FAIRFIELD – Solano County supervisors on Tuesday could extend a temporary ban on new, commercial-scale solar and wind energy projects for another year.

The county has a policy of supporting renewable energy projects and has allowed several hundred mammoth, electricity generating wind turbines in the rural Montezuma Hills. But the Board of Supervisors passed a 45-day temporary ban in November 2013 and a 10-month ban in December 2013.

Supervisors wanted to buy time to sort out how new projects might affect Travis Air Force Base and agriculture. They’ll decide whether to stay the course when they meet at 9 a.m. at the county Government Center, 675 Texas St.

The county Airport Land Use Commission is overseeing a Travis Air Force Base Land Use Compatibility Plan update that is to be finished in September 2015. That update is to look at some issues that have come up in recent years concerning large renewable energy projects and the base.

Base officials in 2007 revealed that the spinning turbines in the Montezuma Hills can affect base radar. Wind companies and the base worked on solutions that allowed continued wind energy development, but the question remains how many more turbines can be erected before radar problems arise.

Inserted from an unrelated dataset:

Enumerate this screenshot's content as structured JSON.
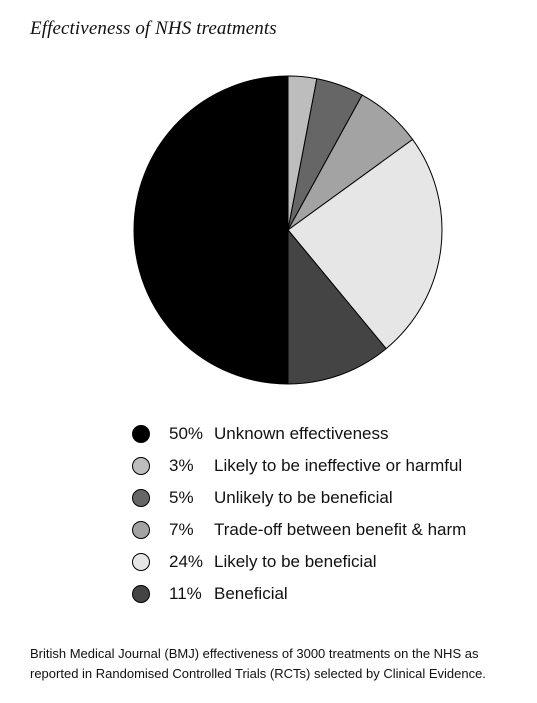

Gestamp Solar in 2013 proposed building a 154-acre solar energy facility on farmland 2 miles north of Travis Air Force Base. Base officials said that glare from a large number of solar panels could affect aviation.

Supervisors also wanted to explore establishing policies for commercial-scale solar facilities in relation to farming, especially when large expanses of solar panels are proposed to cover prime farmland. Agriculture is a $348-million-a-year industry in the county, according to the latest county crop report.

The county’s Agricultural Advisory Committee is exploring commercial-scale solar energy facility policies that could be ready for county Planning Commission consideration in a few months, a county report said.

Yet another factor in the county’s temporary ban is the opening in 2013 of a Travis Air Force Base C-17 assault landing strip on the east side of the base. Jets using the strip practice low-altitude maneuvers that could be used while landing and taking off under fire in areas of the world such as Afghanistan.

The temporary ban also prohibits new wireless communications facilities that are more than 200 feet tall.

Two parties have approached the county about having exceptions to the temporary ban, should the board decide to renew it, a county report said. County planning officials want guidance from the Board of Supervisors.

SolAgra has approached the county about building a $2.5 billion, 3.5-square-mile solar energy project on Ryer Island in the Sacramento-San Joaquin Delta. It wants permission to proceed with a pilot project on the island to show that crops can grow and harvesting equipment can be run under the solar panels.

This pilot project would have solar panels put up on 2.5 acres, with another 5 acres being farmed without panels as a control group. Researchers from the University of California, Davis would supervise the project. The research area would include modular offices and a parking area.

NextEra Energy wants to replace a fire-damaged wind turbine in the Montezuma Hills. However, the model of the damaged turbine is no longer being manufactured and the proposed new turbine would be taller, 440 feet compared to 351 feet from base to the top of an upturned blade, the county report said.

Travis Air Force Base officials have said that the proposed exceptions wouldn’t conflict with base operations, the report said.

If supervisors want to proceed, they could vote on the proposed exceptions late this month or in November.